Brizeux, Cas. Delavigne, Ed. d’Anglemont, J.-J. Ampère, Roger de Beauvoir, Aug. Barbier, dans leurs odes ou leurs poèmes, évoquent Venise. S’ils ne parlent presque jamais de Byron, ils imitent et amplifient les thèmes de Childe-Harold, de l’Ode à Venise, de Marino Faliero, des Deux Foscari; ils composent surtout des méditations sur la grandeur et la décadence des empires.
Un roman d’Alph. Royer, avec deux vignettes de C. Nanteuil: Venezia la bella (1834), réunit en une vue d’ensemble toutes les images de Venise dont s’enchantait le romantisme.

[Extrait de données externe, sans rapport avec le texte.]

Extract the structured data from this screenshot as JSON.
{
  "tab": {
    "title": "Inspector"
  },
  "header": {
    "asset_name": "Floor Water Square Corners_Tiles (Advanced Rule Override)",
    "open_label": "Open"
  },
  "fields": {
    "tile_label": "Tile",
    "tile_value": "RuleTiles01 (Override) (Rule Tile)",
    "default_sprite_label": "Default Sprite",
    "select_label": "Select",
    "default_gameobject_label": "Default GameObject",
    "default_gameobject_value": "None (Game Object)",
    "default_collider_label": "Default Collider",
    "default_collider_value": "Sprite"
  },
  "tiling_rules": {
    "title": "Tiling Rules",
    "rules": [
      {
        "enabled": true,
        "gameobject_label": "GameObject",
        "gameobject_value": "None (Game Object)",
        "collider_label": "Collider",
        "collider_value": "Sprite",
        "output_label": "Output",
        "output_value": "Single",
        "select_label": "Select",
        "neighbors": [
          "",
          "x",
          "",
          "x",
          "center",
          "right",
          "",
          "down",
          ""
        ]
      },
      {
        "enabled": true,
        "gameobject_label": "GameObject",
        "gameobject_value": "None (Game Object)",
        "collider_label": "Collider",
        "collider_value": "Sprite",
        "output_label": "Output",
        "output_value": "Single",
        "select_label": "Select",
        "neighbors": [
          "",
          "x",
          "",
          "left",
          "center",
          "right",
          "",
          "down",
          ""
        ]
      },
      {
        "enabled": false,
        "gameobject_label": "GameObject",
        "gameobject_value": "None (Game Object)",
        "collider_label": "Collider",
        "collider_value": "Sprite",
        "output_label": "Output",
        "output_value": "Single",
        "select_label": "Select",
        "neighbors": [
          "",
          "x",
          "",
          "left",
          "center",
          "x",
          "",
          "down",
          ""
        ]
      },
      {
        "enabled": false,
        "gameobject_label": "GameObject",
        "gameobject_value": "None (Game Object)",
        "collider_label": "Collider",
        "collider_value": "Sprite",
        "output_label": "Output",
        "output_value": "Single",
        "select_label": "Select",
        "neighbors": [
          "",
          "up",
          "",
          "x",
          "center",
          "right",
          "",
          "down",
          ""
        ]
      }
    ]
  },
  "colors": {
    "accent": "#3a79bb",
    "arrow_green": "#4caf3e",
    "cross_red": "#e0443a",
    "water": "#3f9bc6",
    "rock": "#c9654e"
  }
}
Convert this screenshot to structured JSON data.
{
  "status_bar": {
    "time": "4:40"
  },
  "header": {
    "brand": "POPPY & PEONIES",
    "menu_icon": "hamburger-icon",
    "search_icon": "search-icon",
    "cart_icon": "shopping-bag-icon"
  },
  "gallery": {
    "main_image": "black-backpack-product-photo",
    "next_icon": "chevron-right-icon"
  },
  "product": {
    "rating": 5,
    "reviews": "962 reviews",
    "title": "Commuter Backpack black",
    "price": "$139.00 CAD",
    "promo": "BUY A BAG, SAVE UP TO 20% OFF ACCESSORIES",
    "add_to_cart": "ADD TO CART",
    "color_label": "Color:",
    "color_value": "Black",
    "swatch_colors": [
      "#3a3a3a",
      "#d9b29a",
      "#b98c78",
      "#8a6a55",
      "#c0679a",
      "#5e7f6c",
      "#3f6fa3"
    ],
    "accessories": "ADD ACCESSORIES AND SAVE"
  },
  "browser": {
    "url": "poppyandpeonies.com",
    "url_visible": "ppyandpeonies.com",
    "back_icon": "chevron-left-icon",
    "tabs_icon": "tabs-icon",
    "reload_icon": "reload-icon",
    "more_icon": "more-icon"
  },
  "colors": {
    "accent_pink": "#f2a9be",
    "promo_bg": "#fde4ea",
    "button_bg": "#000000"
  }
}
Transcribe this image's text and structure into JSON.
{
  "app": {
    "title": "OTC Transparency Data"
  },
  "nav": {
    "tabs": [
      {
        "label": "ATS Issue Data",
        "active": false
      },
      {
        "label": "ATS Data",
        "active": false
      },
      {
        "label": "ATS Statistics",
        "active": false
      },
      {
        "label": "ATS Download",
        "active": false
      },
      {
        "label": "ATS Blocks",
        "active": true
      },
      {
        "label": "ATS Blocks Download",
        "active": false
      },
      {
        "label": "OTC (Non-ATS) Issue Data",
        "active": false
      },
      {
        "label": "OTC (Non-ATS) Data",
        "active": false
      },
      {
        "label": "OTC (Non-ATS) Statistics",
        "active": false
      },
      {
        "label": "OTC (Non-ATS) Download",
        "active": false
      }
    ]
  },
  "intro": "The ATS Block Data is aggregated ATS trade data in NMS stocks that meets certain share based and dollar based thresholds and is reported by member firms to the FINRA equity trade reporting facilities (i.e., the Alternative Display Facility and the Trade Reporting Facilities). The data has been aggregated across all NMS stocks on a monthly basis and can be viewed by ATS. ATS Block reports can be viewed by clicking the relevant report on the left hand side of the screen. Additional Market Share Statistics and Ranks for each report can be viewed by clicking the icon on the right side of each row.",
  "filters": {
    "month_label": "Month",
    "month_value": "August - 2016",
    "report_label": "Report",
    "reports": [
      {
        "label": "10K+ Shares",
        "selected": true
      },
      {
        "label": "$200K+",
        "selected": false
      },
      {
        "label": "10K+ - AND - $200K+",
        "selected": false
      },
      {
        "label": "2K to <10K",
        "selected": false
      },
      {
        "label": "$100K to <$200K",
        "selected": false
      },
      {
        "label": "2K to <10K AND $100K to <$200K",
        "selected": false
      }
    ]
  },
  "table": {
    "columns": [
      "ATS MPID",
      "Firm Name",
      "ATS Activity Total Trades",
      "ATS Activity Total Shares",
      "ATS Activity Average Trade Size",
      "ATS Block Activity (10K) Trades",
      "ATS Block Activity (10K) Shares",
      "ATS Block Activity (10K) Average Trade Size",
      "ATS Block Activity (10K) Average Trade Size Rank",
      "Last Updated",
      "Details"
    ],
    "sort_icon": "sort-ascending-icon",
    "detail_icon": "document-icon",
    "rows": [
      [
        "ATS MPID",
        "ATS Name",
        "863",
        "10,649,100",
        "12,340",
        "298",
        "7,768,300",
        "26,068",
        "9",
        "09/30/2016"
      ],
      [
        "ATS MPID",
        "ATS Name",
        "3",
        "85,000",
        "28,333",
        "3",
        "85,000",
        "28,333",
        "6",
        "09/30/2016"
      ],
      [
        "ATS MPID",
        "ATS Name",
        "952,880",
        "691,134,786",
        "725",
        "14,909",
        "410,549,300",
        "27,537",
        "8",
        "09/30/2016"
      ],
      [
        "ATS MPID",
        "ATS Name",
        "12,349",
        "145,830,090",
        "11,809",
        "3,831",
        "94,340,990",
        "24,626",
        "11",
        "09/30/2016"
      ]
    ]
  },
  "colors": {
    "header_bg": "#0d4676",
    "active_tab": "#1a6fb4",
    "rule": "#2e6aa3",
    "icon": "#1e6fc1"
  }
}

L’originalité de nos romantiques en face de Byron se trouve dans leur culte de l’art vénitien (peinture et architecture). Chez eux le thème se dégage de l’histoire pour devenir une méditation esthétique.
La Venise de Musset, avant le voyage du poète à Venise, s’inspire de celle de Byron; mais Musset a eu recours aussi, dans la suite, aux Mémoires de J. Casanova (Contes d’Italie, Marrons du feu), à Shakespeare; et sa Venise est la patrie irréelle de la jeunesse, de l’amour (Le Fils du Titien).
George Sand a vu Venise en 1834. Ses Lettres d’un voyageur (avril-mai 1834), écrites après le départ de Musset, sont pleines d’un réalisme coloré et fin, de lyrisme et d’harmonie.
Mais, dans ses romans postérieurs, en particulier L’Uscoque, pastiche du Corsaire (L’Uscoque, roman vénitien de 1858), elle laisse ses réminiscences de Byron prendre le pas sur ses souvenirs.
Chateaubriand, lui, avait vu Venise en 1806; à cette date, elle ne lui avait pas plu; en 1833, cédant à la mode, il la revoit, l’admire et lui consacre des pages lyriques dans ses Mémoires. Comme Byron, il pleure la décadence de Venise, mais il trouve, dans cette décadence, un certain charme; la morbidité de Barrès est déjà en germe chez lui.
Plus tard, Gautier, Taine ont adoré Venise comme des poètes et l’ont étudiée comme des archéologues. Quant à Barrès, il a fait la métaphysique de Venise.
La place d’honneur parmi tous les Romantiques revient à Byron, parce qu’il a, le premier, reconnu que Venise était le lieu le plus favorable à la libre et totale expansion de l’individu. Tous, après lui, par des voies différentes, ont cherché la même chose.
Analysé d’après Lucien Cattan, Revue de littérature comparée, janvier-mars 1925.